I wish I had caught this a few months ago when it came out, but the Federal Reserve went ahead and re-interviewed folks studied in the 2007 Survey of Consumer Finances. The SCF does not usually follow specific people through time—the last panel SCF was in 1989—so this study offers an interesting opportunity to see what happened to family finances following the collapse of the housing bubble.
Of course, we have produced several papers based on SCF data in which we estimate the impact on various groups of people based on housing and stock prices. But a follow-up study of the 2007-vintage respondents would in theory be a better approach.
According to the Fed study, median family net worth fell 23 percent from $125,400 in 2007 to only $96,000 in 2009. Largely, this change reflected falling assets rather than increased debt. In particular, the median value of primary residences fell 15 percent from $207,100 to $176,000.
However, the numbers reported by the Fed do show something surprising. According to the panel results, the percent of families owning their primary residences in 2007 stood at 68.9 percent. This figure is slightly higher than the quarterly numbers reported by Census over the survey period (67.8-68.2 percent.) Over the same period two years later, Census reported homeownership rates had fallen to between 67.1-67.4 percent. The Fed, on the other hand, estimates that in 2009 some 70.3 percent of the 2007 panel families owned their primary residence.
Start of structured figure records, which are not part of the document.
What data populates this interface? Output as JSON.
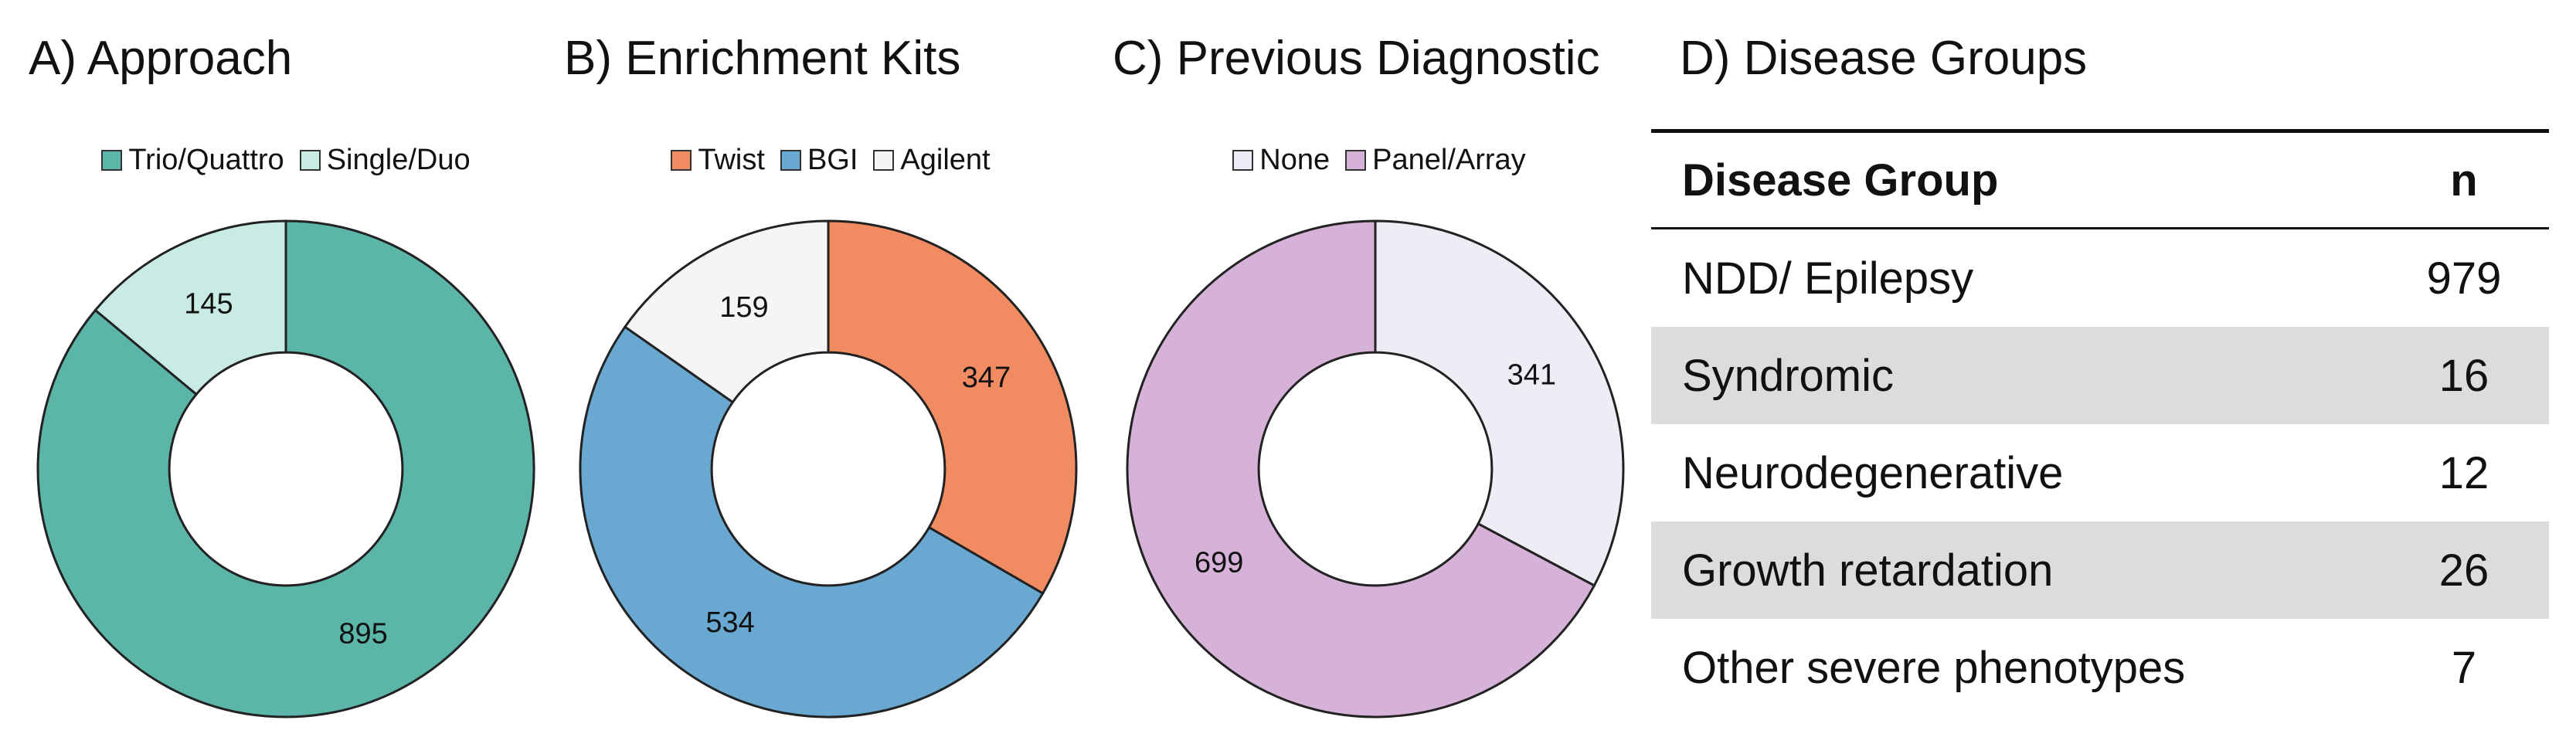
{
  "chart_data": [
    {
      "type": "pie",
      "variant": "donut",
      "title": "A) Approach",
      "legend_position": "top",
      "slices": [
        {
          "label": "Trio/Quattro",
          "value": 895,
          "color": "#5cb5a9"
        },
        {
          "label": "Single/Duo",
          "value": 145,
          "color": "#c8ebe3"
        }
      ]
    },
    {
      "type": "pie",
      "variant": "donut",
      "title": "B) Enrichment Kits",
      "legend_position": "top",
      "slices": [
        {
          "label": "Twist",
          "value": 347,
          "color": "#f08b62"
        },
        {
          "label": "BGI",
          "value": 534,
          "color": "#69a8d1"
        },
        {
          "label": "Agilent",
          "value": 159,
          "color": "#f5f5f5"
        }
      ]
    },
    {
      "type": "pie",
      "variant": "donut",
      "title": "C) Previous Diagnostic",
      "legend_position": "top",
      "slices": [
        {
          "label": "None",
          "value": 341,
          "color": "#f0ecf5"
        },
        {
          "label": "Panel/Array",
          "value": 699,
          "color": "#d6b2d8"
        }
      ]
    },
    {
      "type": "table",
      "title": "D) Disease Groups",
      "columns": [
        "Disease Group",
        "n"
      ],
      "rows": [
        {
          "name": "NDD/ Epilepsy",
          "n": "979"
        },
        {
          "name": "Syndromic",
          "n": "16"
        },
        {
          "name": "Neurodegenerative",
          "n": "12"
        },
        {
          "name": "Growth retardation",
          "n": "26"
        },
        {
          "name": "Other severe phenotypes",
          "n": "7"
        }
      ]
    }
  ]
}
Importantly, much of this reported surge in homeownership is heavily concentrated in the least-wealthy families. For every 30,000,000 families in the bottom quartile of 2007 net worth, the SCF implies an additional 1,650,000 homeowners and another 600,000 in the second quartile. By contrast, at least 630,000 homeowners in the top half of 2007 net worth no longer owned their homes by 2009.
On one hand, falling home prices have made homeownership much more affordable for the non-homeowners in 2007, and these renters were heavily concentrated in the bottom half of the wealth distribution. Thus, it is not surprising that many bought homes in this time. However, the 2009 SCF implies at least 7 percent of the less wealthy half of families became new homeowners within two years of the previous survey.
Some (half or more) of the differences between the SCF and Census may be explained by the fact homeownership rates increase with age and that the potential 2009 SCF population is two years older than the 2007 SCF population. For example, homeownership among those aged 35-44 in 2007 rose from 66.6 to 68.9 percent in the SCF data—a 2.3 percentage point change. Simply adjusting the 2007 Census homeownership rates for ages 35-44 to ages 37-46 would result in an increase of 2 percentage points. Thus, even accounting for aging, the SCF data show an increase in homeownership rates that requires some explanation.
There is also likely some upward bias in homeownership due to survey dropouts. If the homeowners who dropped out of the survey did so because they wound up deepest underwater in their mortgages, then this would bias upward the changes in ownership. If the renters who dropped out of the survey did so because they were in tough situations, this would bias upward both the initial ownership rates and (because they would be less likely to own by 2009) bias upward the increase in ownership.
The Fed authors do refer to the effect of aging and explore the possible character of the dropouts, but it is not clear that the dropouts are predictable based on 2007 data. It seems more likely that a change in the household situation rather than initial net worth would lead to nonresponse. Unfortunately, it is the changes themselves that are of interest.
In sum, we are pleased that the Federal Reserve authors have undertaken this interesting panel study but it may well understate the deterioration of household net worth since the financial crisis. The results should be taken with a grain of salt.